By Denny Wilkins
Once upon time, in the days before the consolidation of news company ownership into the sell-the-assets-off-fast hands of hedge funds, the United States had more than 55,000 journalists toiling in daily print newsrooms.
Today only half of them remain working to inform and defend their readers.
Where’d the other half go? Laid off. Fired. Quit before being laid off or fired.
So what? Right now more journalists are needed. In this Age of Coronavirus, too few journalists are covering the most important story of their lifetimes. In every state, city, town and village, edicts and orders are being issued that curtail individual liberty for the sake of public health. Those mandates need coverage and inspection.
At the federal level, regulations and rules are being relaxed to allow industry and the medical community to fight the spread of the infection.
But journalists are needed to keep track of those suspended regulations. When this public health crisis ends, and the rules and regulations remain suspended, then who will shout “Hey! Why are these regulations still suspended?”
That’s called holding government accountable – and that is a principal reason the First Amendment exists.
Journalists share a particular trait with medical professionals – especially emergency room nurses and doctors — police officers, members of the military, pilots in crisis, and others.
There has to be a category of professionals consisting of those who keep their heads when everyone else is losing theirs. Journalists are in that category.
I’m a journalism professor.
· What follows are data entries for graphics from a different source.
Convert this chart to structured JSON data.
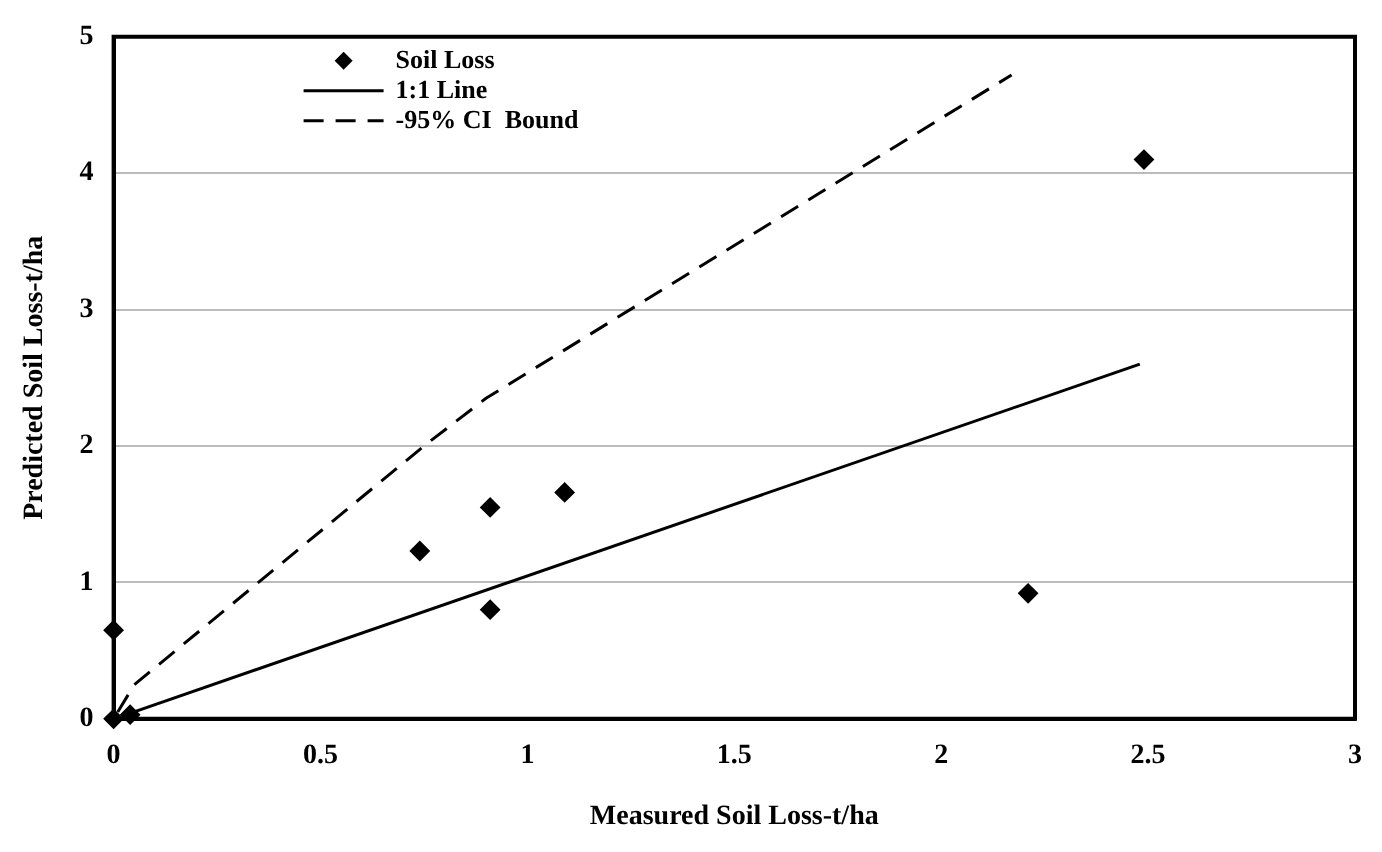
{
  "chart_data": {
    "type": "scatter",
    "xlabel": "Measured Soil Loss-t/ha",
    "ylabel": "Predicted Soil Loss-t/ha",
    "xlim": [
      0,
      3
    ],
    "xticks": [
      0,
      0.5,
      1,
      1.5,
      2,
      2.5,
      3
    ],
    "ylim": [
      0,
      5
    ],
    "yticks": [
      0,
      1,
      2,
      3,
      4,
      5
    ],
    "grid": "y",
    "legend": "top left",
    "series": [
      {
        "name": "Soil Loss",
        "marker": "diamond",
        "color": "#000000",
        "x": [
          0,
          0,
          0.04,
          0.74,
          0.91,
          0.91,
          1.09,
          2.21,
          2.49
        ],
        "values": [
          0,
          0.65,
          0.03,
          1.23,
          1.55,
          0.8,
          1.66,
          0.92,
          4.1
        ]
      },
      {
        "name": "1:1 Line",
        "type": "line",
        "line_style": "solid",
        "color": "#000000",
        "x": [
          0.02,
          2.48
        ],
        "values": [
          0.02,
          2.6
        ]
      },
      {
        "name": "-95% CI  Bound",
        "type": "line",
        "line_style": "dashed",
        "color": "#000000",
        "x": [
          0.01,
          0.05,
          0.75,
          0.9,
          2.17
        ],
        "values": [
          0.05,
          0.25,
          2.0,
          2.35,
          4.72
        ]
      }
    ]
  }
}
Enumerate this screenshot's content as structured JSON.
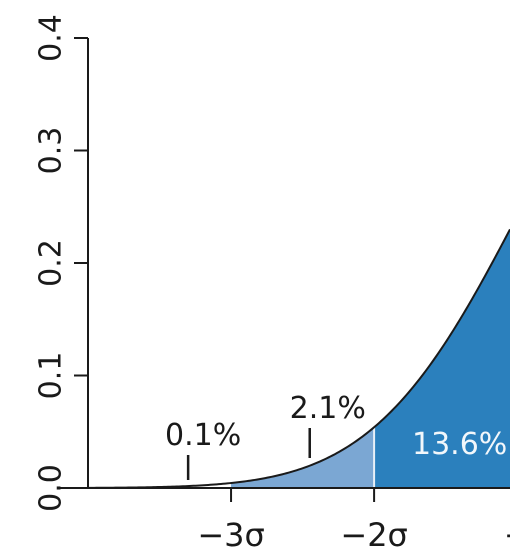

Keep your cool: That’s the message I try to instill in my students. Be prepared for chaos. Your readers need it, and you have to be able to provide.
The nation needs many more journalists – just as right now it needs more doctors, nurses, ventilators, hospital beds, and people willing and needed to work in essential occupations. But all those are in short supply, and that’s a tragedy of our time.
Dr. Denny Wilkins worked as a reporter and editor at a rural New England newspaper for two decades. He has taught journalism at St. Bonaventure University for nearly a quarter of a century.